Dans les salles, les peintures se répondent: September, 11th 2001 montre l’explosion de la première tour alors qu’un avion s’approche de la seconde ; en face un autoportrait, montre Yan Pei-Ming dans une attitude qui demande pardon au monde. Fukushima, 11mars 2011, qui saisit le moment d’après l’explosion, est encadrée de deux chiens qui hurlent. Femmes invisibles, femmes voilées dont on ne voit que les yeux sont exposées sous le regard mort de l’Oncle aveugle
A l’Autoportrait à quatre âges répond le bouquet de fleurs noires, hommage des vivants aux morts, tandis que dans la même salle, l’artiste rend hommage à deux amis récemment décédés, Fabian Stech, un ami peint comme un enfant et Xavier Douroux, un ami qui est peint dans la force de l’âge.

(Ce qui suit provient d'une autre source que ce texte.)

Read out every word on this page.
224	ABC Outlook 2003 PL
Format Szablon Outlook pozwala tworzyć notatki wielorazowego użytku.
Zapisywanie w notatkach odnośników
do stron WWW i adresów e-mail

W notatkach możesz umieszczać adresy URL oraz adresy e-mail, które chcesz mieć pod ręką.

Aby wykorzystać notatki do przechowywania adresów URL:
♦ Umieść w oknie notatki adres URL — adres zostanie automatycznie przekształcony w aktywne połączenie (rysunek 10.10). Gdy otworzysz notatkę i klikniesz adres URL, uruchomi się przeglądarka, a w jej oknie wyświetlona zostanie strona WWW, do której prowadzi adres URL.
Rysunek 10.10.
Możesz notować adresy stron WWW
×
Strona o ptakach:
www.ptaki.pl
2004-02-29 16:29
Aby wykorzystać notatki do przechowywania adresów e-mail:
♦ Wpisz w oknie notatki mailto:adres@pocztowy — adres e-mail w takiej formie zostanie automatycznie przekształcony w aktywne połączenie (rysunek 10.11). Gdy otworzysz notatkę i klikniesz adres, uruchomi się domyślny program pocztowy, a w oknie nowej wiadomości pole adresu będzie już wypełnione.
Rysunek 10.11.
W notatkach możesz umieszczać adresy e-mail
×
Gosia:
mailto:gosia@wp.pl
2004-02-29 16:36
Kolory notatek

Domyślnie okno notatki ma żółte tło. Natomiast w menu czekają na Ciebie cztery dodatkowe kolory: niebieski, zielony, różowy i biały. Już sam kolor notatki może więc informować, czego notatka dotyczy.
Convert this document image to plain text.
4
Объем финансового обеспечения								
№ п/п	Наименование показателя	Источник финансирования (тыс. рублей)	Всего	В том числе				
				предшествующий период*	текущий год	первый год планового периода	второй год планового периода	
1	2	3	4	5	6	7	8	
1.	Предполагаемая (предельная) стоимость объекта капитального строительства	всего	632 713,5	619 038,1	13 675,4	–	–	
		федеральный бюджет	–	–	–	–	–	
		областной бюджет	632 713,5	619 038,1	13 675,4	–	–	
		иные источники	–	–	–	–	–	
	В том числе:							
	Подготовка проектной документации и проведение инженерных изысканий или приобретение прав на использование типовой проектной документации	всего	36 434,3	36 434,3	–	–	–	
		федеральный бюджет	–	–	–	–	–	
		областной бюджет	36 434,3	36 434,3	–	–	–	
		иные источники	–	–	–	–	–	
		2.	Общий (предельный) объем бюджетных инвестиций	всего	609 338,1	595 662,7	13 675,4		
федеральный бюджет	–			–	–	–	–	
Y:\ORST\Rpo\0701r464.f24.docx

Dans les salles de peintures du musée, il revisite l’œuvre des grands maîtres du passé. L’Exécution, après Goya rend hommage au maître, un des premiers à peindre des évènements contemporains. Tout en respectant le tableau el tres de mayo, Yan Pei-Ming intensifie l’horreur du moment par un intense éclairage et la couleur rouge prédominante. La vocation de Saint Matthieu et Le martyr de Saint Matthieu réinterprètent les toiles du Caravage dans une symphonie de gris, de noirs et de blancs qui en magnifie la dramaturgie.
Game of power (Jeu de pouvoir), une série de cinq portraits (Donald Trump, Bachar al-Assad, Vladimir Poutine, Kim Jong-un et Mohammed ben Salmane) fait face à deux grandes toiles No comment qui montrent les atrocités de la guerre: un charnier et un homme hurlant sa douleur. Cependant, derrière No comment, le mur est occupé par une grande toile, Pigeons, qui pourrait exprimer un certain espoir avec l’envol des oiseaux sur un ciel bleu tourmenté mais lumineux.
Tout un ensemble d’œuvres sur papier montre la virtuosité de l’artiste qui y maîtrise la technique de l’aquarelle occidentale. La série des Pleurants, référence aux sculpture des pleurants des tombeaux des ducs de Bourgogne, rend ceux-ci très présents et joue de manière magistrale avec la texture de l’albâtre. Cinq portraits, Ma mère, illustre le remarquable travail de l’aquarelliste qui sait utiliser le blanc du papier pour jouer avec la lumière sur les reliefs du visage.
Peintre d’histoire, portraitiste, peintre engagé, Yan Pei-Ming est un homme blessé qui continue à se battre.